Biomarkers Journal Open Access

Keywords

Fatty liver; Steatosis; Fatty liver index; Hepatic steatosis index

Introduction

Non-Alcoholic Fatty Liver Disease (NAFLD) is a chronic condition characterized by the accumulation of fat in the liver without excessive alcohol consumption, steatogenic drugs, or monogenic hereditary disorders [1]. The worldwide estimated prevalence of NAFLD is above 25%, but in subjects with type 2 diabetes is around 60% [2]. Isolated steatosis, defined by fat accumulation in more than 5% of hepatocytes, is relatively benign. However, when steatosis coexists with inflammation and deposition of collagen fibers, the condition term is Non-Alcoholic Steatohepatitis (NASH) [1]. NASH is an active status that can regress to isolated steatosis or progress to liver cirrhosis. Therefore, an early diagnosis and treatment are critical to prevent an irreversible condition.

From NAFLD to MAFLD: The “Multiple Hit Model”

Which is the mechanism of the progression from steatosis to steatohepatitis? The "two-hit hypothesis" tries to explain the pathophysiology [3]. The “first hit” corresponding to steatosis is related to increased liver fat through hepatic triglycerides accumulation and insulin resistance. Liver fat occurs due to hyper caloric diets and sedentary lifestyles in genetically predisposed subjects. The "second hit" includes activating inflammatory cytokines, adipokines, mitochondrial dysfunction, and oxidative stress. So, the “multiple-hit model” theory, involving the interaction of genetic and environmental factors as well as changes in crosstalk between adipose tissue, pancreas, gut, or liver in a genetically predisposed patient, better encompasses the syndemic model [4]. However, obesity and insulin resistance still seems to represent the “first hit."

In this regard, Metabolic-Associated Fatty Liver Disease (MAFLD) has been proposed as a more appropriate term to describe the liver disease associated with metabolic dysfunction [5]. The diagnosis of MAFLD requires the presence of hepatic fat accumulation as demonstrated by histology, imaging, or serum biomarkers and one of the following three criteria, overweight/obesity, type 2 diabetes mellitus, or evidence of metabolic dysregulation. Metabolic dysregulation requires two of the following:

• Waist circumference ≥ 102/88 cm in Caucasian men and women or ≥ 90/80 cm in Asian men and women, respectively.
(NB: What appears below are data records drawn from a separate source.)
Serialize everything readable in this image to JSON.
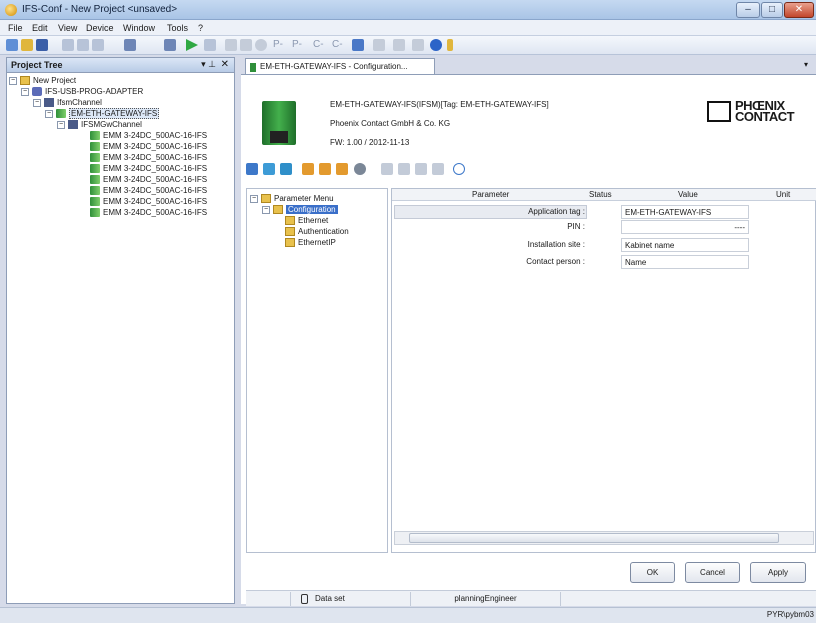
{
  "window": {
    "title": "IFS-Conf - New Project <unsaved>",
    "min": "–",
    "max": "□",
    "close": "✕"
  },
  "menu": [
    "File",
    "Edit",
    "View",
    "Device",
    "Window",
    "Tools",
    "?"
  ],
  "toolbar": {
    "text_buttons": [
      "P-",
      "P-",
      "C-",
      "C-"
    ]
  },
  "project_tree": {
    "header": "Project Tree",
    "pin": "▾ ⊥",
    "close": "✕",
    "nodes": [
      {
        "label": "New Project"
      },
      {
        "label": "IFS-USB-PROG-ADAPTER"
      },
      {
        "label": "IfsmChannel"
      },
      {
        "label": "EM-ETH-GATEWAY-IFS"
      },
      {
        "label": "IFSMGwChannel"
      },
      {
        "label": "EMM 3-24DC_500AC-16-IFS"
      },
      {
        "label": "EMM 3-24DC_500AC-16-IFS"
      },
      {
        "label": "EMM 3-24DC_500AC-16-IFS"
      },
      {
        "label": "EMM 3-24DC_500AC-16-IFS"
      },
      {
        "label": "EMM 3-24DC_500AC-16-IFS"
      },
      {
        "label": "EMM 3-24DC_500AC-16-IFS"
      },
      {
        "label": "EMM 3-24DC_500AC-16-IFS"
      },
      {
        "label": "EMM 3-24DC_500AC-16-IFS"
      }
    ]
  },
  "document_tab": {
    "label": "EM-ETH-GATEWAY-IFS - Configuration..."
  },
  "device_header": {
    "title": "EM-ETH-GATEWAY-IFS(IFSM)[Tag: EM-ETH-GATEWAY-IFS]",
    "vendor": "Phoenix Contact GmbH & Co. KG",
    "firmware": "FW: 1.00 / 2012-11-13",
    "logo_line1": "PHŒNIX",
    "logo_line2": "CONTACT"
  },
  "parameter_menu": {
    "root": "Parameter Menu",
    "selected": "Configuration",
    "children": [
      "Ethernet",
      "Authentication",
      "EthernetIP"
    ]
  },
  "grid": {
    "headers": {
      "parameter": "Parameter",
      "status": "Status",
      "value": "Value",
      "unit": "Unit"
    },
    "rows": [
      {
        "parameter": "Application tag :",
        "value": "EM-ETH-GATEWAY-IFS"
      },
      {
        "parameter": "PIN :",
        "value": "----"
      },
      {
        "parameter": "Installation site :",
        "value": "Kabinet name"
      },
      {
        "parameter": "Contact person :",
        "value": "Name"
      }
    ]
  },
  "buttons": {
    "ok": "OK",
    "cancel": "Cancel",
    "apply": "Apply"
  },
  "status": {
    "dataset": "Data set",
    "role": "planningEngineer",
    "user": "PYR\\pybm03"
  }
}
• Blood pressure ≥ 130/85 mmHg or specific drug treatment.

• Plasma Triglycerides ≥ 150 mg/dL (≥ 1.70 mmol/l) or specific drug treatment.

• Plasma HDL-cholesterol <40 mg/dL (<1.0 mmol/L) for men and <50 mg/dL (<1.3 mmol/L) for women or specific drug treatment.

• Prediabetes (i.e., fasting glucose levels 100 to 125 mg/dL (5.6 to 6.9 mmol/L), or 2-hour post-load glucose levels 140 to 199 mg/dL (7.8 to 11.0 mmol) or HbA1c 5.7% to 6.4% (39- 47 mmol/mol).

• Homeostasis model assessment (HOMA-R) score ≥ 2.5.

• Plasma High-Sensitivity C-Reactive Protein (hsCRP) level >2 mg/L.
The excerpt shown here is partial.